Zespół napastnika reprezentacji Polski stanął przed trudnym wyzwaniem, ponieważ mierzył się z Interem Miami. W składzie rywali znaleźli się m.in. Lionel Messi, Jordi Alba, Luis Suarez oraz Sergio Busquets.
W pierwszej połowie meczu bramki nie padły, a rywalizacja miała wyrównany przebieg. Żadnej z drużyn nie udało się zdominować boiskowych wydarzeń. Na pierwsze trafienie kibice musieli poczekać do 57. minuty.
Na listę strzelców wpisał się wówczas Karol Świderski. Jeden z kolegów Polaka zdecydował się na strzał zza pola karnego, a były zawodnik Jagiellonii Białystok przeciął to zagranie, czym kompletnie zmylił bramkarza.

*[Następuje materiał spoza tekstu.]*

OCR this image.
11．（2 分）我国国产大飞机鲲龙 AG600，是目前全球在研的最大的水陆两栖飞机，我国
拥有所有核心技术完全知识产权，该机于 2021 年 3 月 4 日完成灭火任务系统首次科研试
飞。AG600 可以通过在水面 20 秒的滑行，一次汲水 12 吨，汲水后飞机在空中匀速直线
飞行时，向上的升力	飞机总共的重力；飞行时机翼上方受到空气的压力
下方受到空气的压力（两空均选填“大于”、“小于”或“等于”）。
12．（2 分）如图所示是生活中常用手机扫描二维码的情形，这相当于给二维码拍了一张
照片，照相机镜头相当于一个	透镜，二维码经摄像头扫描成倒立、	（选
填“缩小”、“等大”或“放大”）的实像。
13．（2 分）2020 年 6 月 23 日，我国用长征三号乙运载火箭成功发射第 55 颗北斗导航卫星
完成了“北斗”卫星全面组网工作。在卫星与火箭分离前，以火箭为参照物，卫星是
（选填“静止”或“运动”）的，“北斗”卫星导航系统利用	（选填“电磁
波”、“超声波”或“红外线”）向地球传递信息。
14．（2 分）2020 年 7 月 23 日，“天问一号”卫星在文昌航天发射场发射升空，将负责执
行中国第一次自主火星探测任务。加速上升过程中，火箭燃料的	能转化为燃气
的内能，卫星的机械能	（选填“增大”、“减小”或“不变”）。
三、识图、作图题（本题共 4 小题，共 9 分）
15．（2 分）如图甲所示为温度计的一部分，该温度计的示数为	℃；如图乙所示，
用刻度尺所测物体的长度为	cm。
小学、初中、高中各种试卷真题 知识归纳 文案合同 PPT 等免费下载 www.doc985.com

ZOBACZ WIDEO: #dziejesiewsporcie: Co za strzał! Gol "stadiony świata" w Argentynie
Gospodarze wyrównali już 10 minut później. Bardzo precyzyjnym i silnym uderzeniem z okolic 20. metra popisał się Messi. Rezultat do końca spotkania nie uległ już zmianie, choć druga odsłona potyczki przebiegała pod dyktando drużyny z Miami.
Inter jest liderem tabeli Konferencji Wschodniej, z kolei Charlotte FC zajmuje 7. miejsce w stawce. Oba zespoły dzielą 23 punkty. Świderski zdobył trzy bramki w tym sezonie ligowym.